I rushed home (no cellphones then!), called the studio number at KPFA (of course) & the DJ (I wish I could remember who it was) told me: Silvio Rodríguez. So I had his name, & the name of the song, but for some reason wasn’t able to track it down (no web!) until Donna brought home an old cache of LPs she had been storing somewhere, & there was my song on the sixth side of Tríptico. I wish I could tell you that I fell in love with the whole thing, but the truth is I was a little put off by all those drippy 70s arrangements. Nothing else could touch “La Gota de Rocío”, with its spare beauty & the clear-as-a-bell voice of Anabel Lopez. I put it on a mixtape (no CD burners!) & almost forgot about the rest of the album.

So. Here we are in 2010 & about a month ago Donna finds out that Silvio is coming to the US for the first time in 30 years. 30 years! Ticket prices be damned, this is the chance of a lifetime! So I ran down to the Paramount box office & scored us a pair in the second-cheapest balcony section. (I am all about avoiding nasty service charges as often as possible. Whether it’s an expensive show or not.)
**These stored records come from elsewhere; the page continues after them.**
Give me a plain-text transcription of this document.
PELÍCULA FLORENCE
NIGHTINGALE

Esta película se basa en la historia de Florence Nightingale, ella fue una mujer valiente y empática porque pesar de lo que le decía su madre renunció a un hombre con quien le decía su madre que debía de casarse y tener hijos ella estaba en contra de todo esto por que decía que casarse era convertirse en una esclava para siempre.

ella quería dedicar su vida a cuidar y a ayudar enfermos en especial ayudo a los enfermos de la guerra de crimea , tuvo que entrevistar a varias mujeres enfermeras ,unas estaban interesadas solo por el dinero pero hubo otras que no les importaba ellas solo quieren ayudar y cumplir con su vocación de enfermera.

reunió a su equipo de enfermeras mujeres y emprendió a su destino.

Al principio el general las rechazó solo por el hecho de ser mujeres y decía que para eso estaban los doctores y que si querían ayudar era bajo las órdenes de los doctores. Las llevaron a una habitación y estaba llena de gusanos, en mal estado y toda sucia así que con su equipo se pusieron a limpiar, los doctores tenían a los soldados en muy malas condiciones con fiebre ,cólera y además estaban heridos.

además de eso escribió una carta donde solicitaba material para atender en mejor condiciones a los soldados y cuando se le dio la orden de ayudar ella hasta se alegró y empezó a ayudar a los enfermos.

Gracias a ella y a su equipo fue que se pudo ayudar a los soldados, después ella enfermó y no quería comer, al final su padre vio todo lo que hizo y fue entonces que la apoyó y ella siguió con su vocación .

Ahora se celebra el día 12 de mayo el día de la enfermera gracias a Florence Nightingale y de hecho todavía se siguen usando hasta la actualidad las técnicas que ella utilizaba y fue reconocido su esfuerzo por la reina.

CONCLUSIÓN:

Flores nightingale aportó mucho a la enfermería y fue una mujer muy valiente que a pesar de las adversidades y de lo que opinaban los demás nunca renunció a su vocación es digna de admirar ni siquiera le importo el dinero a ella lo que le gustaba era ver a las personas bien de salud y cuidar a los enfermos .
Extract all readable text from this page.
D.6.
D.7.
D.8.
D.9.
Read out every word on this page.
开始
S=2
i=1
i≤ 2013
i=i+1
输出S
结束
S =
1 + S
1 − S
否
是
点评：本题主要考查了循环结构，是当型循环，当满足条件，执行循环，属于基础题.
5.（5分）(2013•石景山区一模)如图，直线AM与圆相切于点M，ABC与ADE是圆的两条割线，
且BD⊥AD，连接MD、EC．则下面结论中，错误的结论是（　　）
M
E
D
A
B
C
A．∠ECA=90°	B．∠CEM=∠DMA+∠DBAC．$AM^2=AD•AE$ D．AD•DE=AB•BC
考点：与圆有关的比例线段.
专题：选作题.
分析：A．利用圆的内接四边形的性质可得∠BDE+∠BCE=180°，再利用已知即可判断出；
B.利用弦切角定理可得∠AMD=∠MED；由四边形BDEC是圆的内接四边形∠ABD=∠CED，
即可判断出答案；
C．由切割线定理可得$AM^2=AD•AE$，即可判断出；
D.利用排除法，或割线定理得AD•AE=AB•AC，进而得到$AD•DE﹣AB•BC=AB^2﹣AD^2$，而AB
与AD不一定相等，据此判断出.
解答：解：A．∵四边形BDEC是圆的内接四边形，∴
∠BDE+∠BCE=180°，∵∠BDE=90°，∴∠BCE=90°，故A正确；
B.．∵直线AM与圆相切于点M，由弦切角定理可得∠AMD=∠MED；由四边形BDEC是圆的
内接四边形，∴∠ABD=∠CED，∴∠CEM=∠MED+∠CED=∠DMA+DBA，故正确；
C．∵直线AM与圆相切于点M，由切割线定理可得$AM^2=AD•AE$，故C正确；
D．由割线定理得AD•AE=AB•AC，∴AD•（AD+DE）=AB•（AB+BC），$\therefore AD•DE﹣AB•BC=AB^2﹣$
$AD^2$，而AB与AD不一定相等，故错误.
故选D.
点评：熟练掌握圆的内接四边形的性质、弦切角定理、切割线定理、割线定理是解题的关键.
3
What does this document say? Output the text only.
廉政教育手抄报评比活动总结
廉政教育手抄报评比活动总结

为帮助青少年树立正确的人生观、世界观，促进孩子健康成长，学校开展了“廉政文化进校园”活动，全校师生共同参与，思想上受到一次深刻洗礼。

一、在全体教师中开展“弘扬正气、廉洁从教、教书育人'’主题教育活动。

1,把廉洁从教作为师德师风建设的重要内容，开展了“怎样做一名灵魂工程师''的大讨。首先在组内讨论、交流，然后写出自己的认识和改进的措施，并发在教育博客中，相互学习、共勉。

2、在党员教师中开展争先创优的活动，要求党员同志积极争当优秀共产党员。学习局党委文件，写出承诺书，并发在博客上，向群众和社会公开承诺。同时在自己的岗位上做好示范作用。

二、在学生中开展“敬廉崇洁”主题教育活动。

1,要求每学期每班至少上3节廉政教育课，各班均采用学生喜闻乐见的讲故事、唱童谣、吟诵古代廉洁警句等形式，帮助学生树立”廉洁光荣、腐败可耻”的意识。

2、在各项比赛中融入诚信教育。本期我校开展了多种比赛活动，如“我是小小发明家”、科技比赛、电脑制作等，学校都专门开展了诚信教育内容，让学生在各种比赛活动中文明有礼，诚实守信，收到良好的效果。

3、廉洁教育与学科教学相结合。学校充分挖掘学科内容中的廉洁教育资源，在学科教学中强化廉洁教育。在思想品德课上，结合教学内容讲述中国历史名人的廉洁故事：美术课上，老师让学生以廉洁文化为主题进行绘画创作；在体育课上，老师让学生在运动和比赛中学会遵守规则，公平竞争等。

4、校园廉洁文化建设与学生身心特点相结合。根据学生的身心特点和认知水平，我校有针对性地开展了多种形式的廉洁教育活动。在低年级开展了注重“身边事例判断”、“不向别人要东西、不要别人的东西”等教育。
What can I say? There was so much love in the room, it was mayhem of the best kind. People were beside themselves, hollering & waving Cuban flags, singing along, giving deafening ovations at every opportunity. Even before Silvio came out, when 3 of his bandmembers were playing the opening instrumental, I felt like I might cry, but pretty soon we were simply weeping.

I didn’t know what to expect from Silvio; people get older & their voices sometimes lose a little, or a lot, in the process. Or they get tired of singing their hits decade after decade & they start to sound like they’re covering themselves. (It can be worth it anyway in some cases: the one time we got to see James Brown, we were disappointed that it was more like James Brown doing James Brown, but it was still James Brown!) No: Silvio’s voice is still one of the most tender, warm & authentic voices I have ever had the pleasure to hear. I can’t help using the word “tender” over & over to describe his music, because that is what you feel from him: love, tenderness, idealism, hope.

Like the proverbial hand in a glove, this wonderful voice is perfectly matched with the kind of songs he writes: elemental, primary, what people mean when they say “classic”: so many of his songs sound as if they have always existed. As if each song lived whole somewhere inside music, waiting for the right moment to be born. (Gillian Welch, too, has a line on that particular kind of magic.)

The fine, fine band (tres, guitar, acoustic bass, flute & clarinet, understated drums & percussion) & sensitive arrangements fulfilled the promise of those beautiful songs that I knew were hidden under the syrupy overproduction of Tríptico: I felt like I could hear everything clearly because they played even old songs in a way that made sense to my contemporary ears.

Yet still there was that timeless quality. My Spanish didn’t allow me to understand the lyrics in any literal sense, so I can only tell you that he sang of earth & sky, of butterflies, heart, death, rain, of memory, of dreams & of angels, Martin Luther King & Violeta Parra. Stars, moon, time… a drop of dew.

We never wanted him to leave. I lost count of the encores. Even after they lowered the curtain, most of the house kept chanting & cheering & clapping, until finally we floated on little clouds of joy out to the sidewalk, where we all stood around smiling at each other, not quite ready to go home.